Ben Casselman, Wall Street Journal reporter and GoHaynesvilleShale.com member has a front page story in today's Wall Street Journal. That's right you all made the front page. I think it provides a good synopsis of the play and its potential.

Continue Below or go to Article

To share with others see "share" link at the bottom of article.

CADDO PARISH, La. -- A massive natural-gas discovery here in northern Louisiana heralds a big shift in the nation's energy landscape.

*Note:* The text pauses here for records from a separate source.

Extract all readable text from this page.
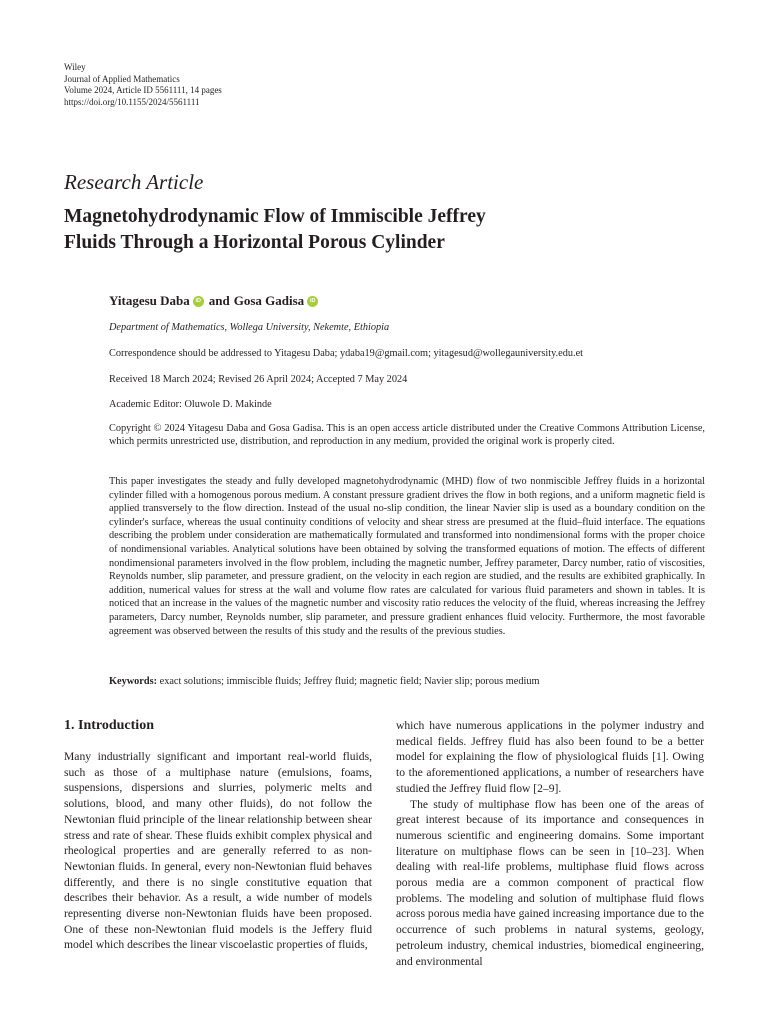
Wiley
Journal of Applied Mathematics
Volume 2024, Article ID 5561111, 14 pages
https://doi.org/10.1155/2024/5561111
Research Article
Magnetohydrodynamic Flow of Immiscible Jeffrey
Fluids Through a Horizontal Porous Cylinder
Yitagesu Daba	iD and Gosa Gadisa	iD
Department of Mathematics, Wollega University, Nekemte, Ethiopia
Correspondence should be addressed to Yitagesu Daba; ydaba19@gmail.com; yitagesud@wollegauniversity.edu.et
Received 18 March 2024; Revised 26 April 2024; Accepted 7 May 2024
Academic Editor: Oluwole D. Makinde
Copyright © 2024 Yitagesu Daba and Gosa Gadisa. This is an open access article distributed under the Creative Commons Attribution License, which permits unrestricted use, distribution, and reproduction in any medium, provided the original work is properly cited.
This paper investigates the steady and fully developed magnetohydrodynamic (MHD) flow of two nonmiscible Jeffrey fluids in a horizontal cylinder filled with a homogenous porous medium. A constant pressure gradient drives the flow in both regions, and a uniform magnetic field is applied transversely to the flow direction. Instead of the usual no-slip condition, the linear Navier slip is used as a boundary condition on the cylinder's surface, whereas the usual continuity conditions of velocity and shear stress are presumed at the fluid–fluid interface. The equations describing the problem under consideration are mathematically formulated and transformed into nondimensional forms with the proper choice of nondimensional variables. Analytical solutions have been obtained by solving the transformed equations of motion. The effects of different nondimensional parameters involved in the flow problem, including the magnetic number, Jeffrey parameter, Darcy number, ratio of viscosities, Reynolds number, slip parameter, and pressure gradient, on the velocity in each region are studied, and the results are exhibited graphically. In addition, numerical values for stress at the wall and volume flow rates are calculated for various fluid parameters and shown in tables. It is noticed that an increase in the values of the magnetic number and viscosity ratio reduces the velocity of the fluid, whereas increasing the Jeffrey parameters, Darcy number, Reynolds number, slip parameter, and pressure gradient enhances fluid velocity. Furthermore, the most favorable agreement was observed between the results of this study and the results of the previous studies.
Keywords: exact solutions; immiscible fluids; Jeffrey fluid; magnetic field; Navier slip; porous medium
1. Introduction

Many industrially significant and important real-world fluids, such as those of a multiphase nature (emulsions, foams, suspensions, dispersions and slurries, polymeric melts and solutions, blood, and many other fluids), do not follow the Newtonian fluid principle of the linear relationship between shear stress and rate of shear. These fluids exhibit complex physical and rheological properties and are generally referred to as non-Newtonian fluids. In general, every non-Newtonian fluid behaves differently, and there is no single constitutive equation that describes their behavior. As a result, a wide number of models representing diverse non-Newtonian fluids have been proposed. One of these non-Newtonian fluid models is the Jeffery fluid model which describes the linear viscoelastic properties of fluids,

which have numerous applications in the polymer industry and medical fields. Jeffrey fluid has also been found to be a better model for explaining the flow of physiological fluids [1]. Owing to the aforementioned applications, a number of researchers have studied the Jeffrey fluid flow [2–9].

The study of multiphase flow has been one of the areas of great interest because of its importance and consequences in numerous scientific and engineering domains. Some important literature on multiphase flows can be seen in [10–23]. When dealing with real-life problems, multiphase fluid flows across porous media are a common component of practical flow problems. The modeling and solution of multiphase fluid flows across porous media have gained increasing importance due to the occurrence of such problems in natural systems, geology, petroleum industry, chemical industries, biomedical engineering, and environmental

After an era of declining production, the U.S. is now swimming in natural gas.

Even conservative estimates suggest the Louisiana discovery -- known as the Haynesville Shale, for the dense rock formation that contains the gas -- could hold some 200 trillion cubic feet of natural gas. That's the equivalent of 33 billion barrels of oil, or 18 years' worth of current U.S. oil production. Some industry executives think the field could be several times that size.

"There's no dry hole here," says Joan Dunlap, vice president of Petrohawk Energy Corp., standing beside a drilling rig near a former Shreveport amusement park.

Huge new fields also have been found in Texas, Arkansas and Pennsylvania. One industry-backed study estimates the U.S. has more than 2,200 trillion cubic feet of gas waiting to be pumped, enough to satisfy nearly 100 years of current U.S. natural-gas demand.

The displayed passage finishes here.